Le Ministère rifain des Finances, dirigé par Abd el Selam, oncle d'Adb el Krim, a perçu les recettes fiscales de Habus et Axor, ainsi que celles de Tertib. Par conséquent, le système fiscal était basé sur les recettes provenant des impôts directs sur les tribus du Rif, les taxes des souks, les amendes imposées aux tribus qui se sont rebellées contre lui et les amendes perçues pour les crimes ordinaires. Dans ses Mémoires, écrits par Roger-Mathieu en 1927, Abd el Krim affirme qu'il n'a aucun problème à financer la guerre et à ajuster ses budgets avec ces revenus, avec un revenu de 600 millions de pesetas. Ceci contraste avec les données de l'administration espagnole qui, entre 1916 et 1932, n'a collecté que 511 millions de pesetas pour l'ensemble des concepts du Protectorat. 

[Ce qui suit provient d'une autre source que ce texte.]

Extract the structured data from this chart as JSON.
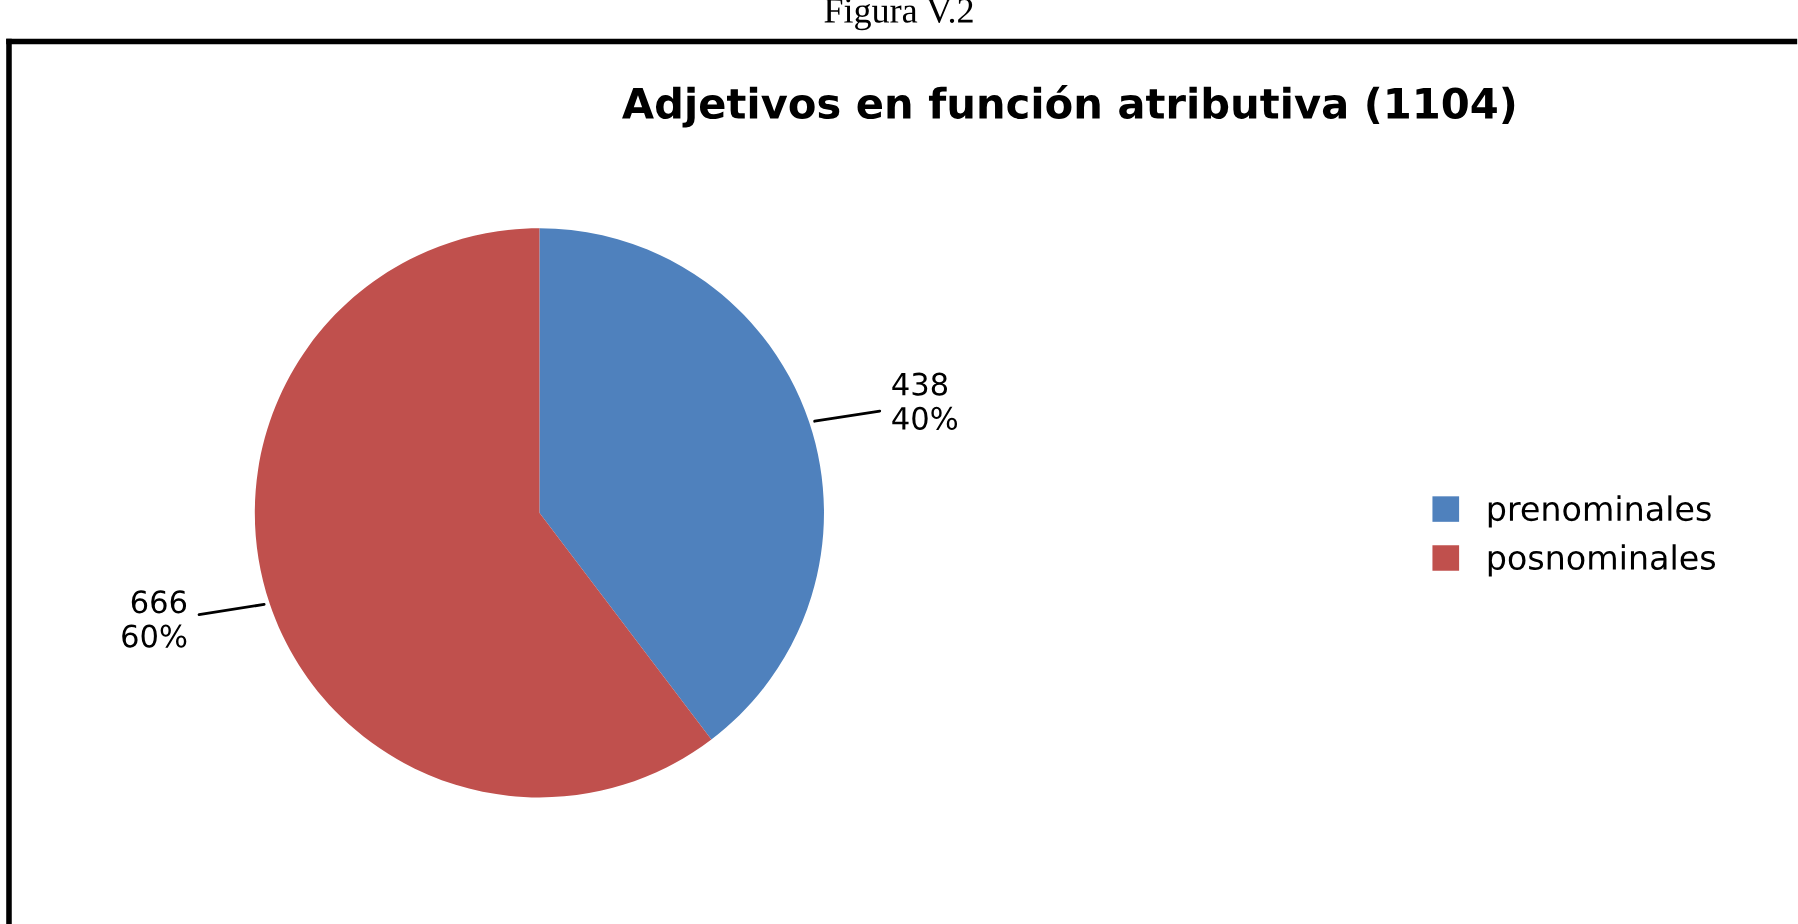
{
  "chart_data": {
    "type": "pie",
    "title": "Adjetivos en función atributiva (1104)",
    "categories": [
      "prenominales",
      "posnominales"
    ],
    "values": [
      438,
      666
    ],
    "colors": [
      "#4f81bd",
      "#c0504d"
    ],
    "value_labels": [
      "438\n40%",
      "666\n60%"
    ],
    "legend": "right",
    "annotations": [
      "Figura V.2"
    ]
  }
}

Il est également difficile de savoir si ces émissions ont circulé, en quelle quantité et pour combien de temps. Selon Juan de España, dans sa représentation espagnole de 1926 au Maroc, Abd el Krim aurait lui-même ordonné que ces notes soient jetées à la mer. David Hart, dans The Aith Waryagher of the Morrocan Rif, a recueilli que bien qu'Abd el Krim ait imprimé du papier-monnaie et ait vu une photographie d'un billet de cinq riffan en anglais et en arabe dans les archives personnelles du Colonel Emilio Blanco, l'ampleur de cette monnaie en circulation semblait douteuse, puisque tous ses informateurs parlaient seulement de pesetas et de dourus.

La référence à la pièce de monnaie espagnole se trouve également dans les Rebels in the Rif de David S. Woolman : Abd El Krim and the Rif Rebellion, qui affirmait que ... le soldat rifain d'infanterie chargeait 2 riffans par jour au titulaire du territoire qu'il défendait. La monnaie riafine a été imprimée en Angleterre par la "Banco del Estado del Rif", en billets verts de cinq riffans d'une valeur de cinq pesetas ou 0,71 $, et rouge d'une valeur d'une peseta ou 0,14 $. Les habitants deu Rif, cependant, utilisaient des pièces espagnoles et les préféraient à la nouvelle monnaie.

Il s'agissait donc d'une monnaie en circulation qui, bien que non expressément indiquée, était assimilée en valeur à la monnaie espagnole en circulation.  Les exemplaires qui ont survécu  jusqu'à nos jours proviennent principalement de ceux qui ont été pris en souvenir par les militaires espagnols après la défaite des Rifains. Pour Symes, les billets du Banco Estatal del Rif ne peuvent être considérés comme une émission en circulation de la République du Rif, et ne peuvent être associés à Abd el Krim et son gouvernement que comme la garantie d'une concession néfaste. Ces billets sont pour cet auteur plus l'héritage de l'ambition du capitaine Charles Gardiner et de son union que de la recherche fatidique de l'autodétermination de la population du Rif.

Par Pedro Damián Cano Borrego
Lire l'article original en espagnol

Bibliographie recommandée
CANO BORREGO, P.D., “Los riffans de Abd el Krim”, Crónica Numismática, Abril, 2003.

CUHAJ, G.S., 2013 Standard Catalog of Word Paper Money, Modern Issues: 1961-Present, Volumen 3, 2012.

GONZÁLEZ ROSADO, C., “El Riffan, la moneda de la efímera República del Rif”, El Faro Digital.es, 18 de noviembre de 2011.

FURNEAUX, R., Abdel Krim – Emir of the Rif, London, 1967.

ROGER-MATHIEU, J., Mémoires D’Abd-el-Krim, Paris 1927.

SYMES, P., “The Notes of the Rif Revolt”, International Bank Note Society Journal,  Volume 41, No.3, 2002.

WOOLMAN, D.S., Rebels in the Rif: Abd El Krim and the Rif Rebellion, Stanford University Press, 1968.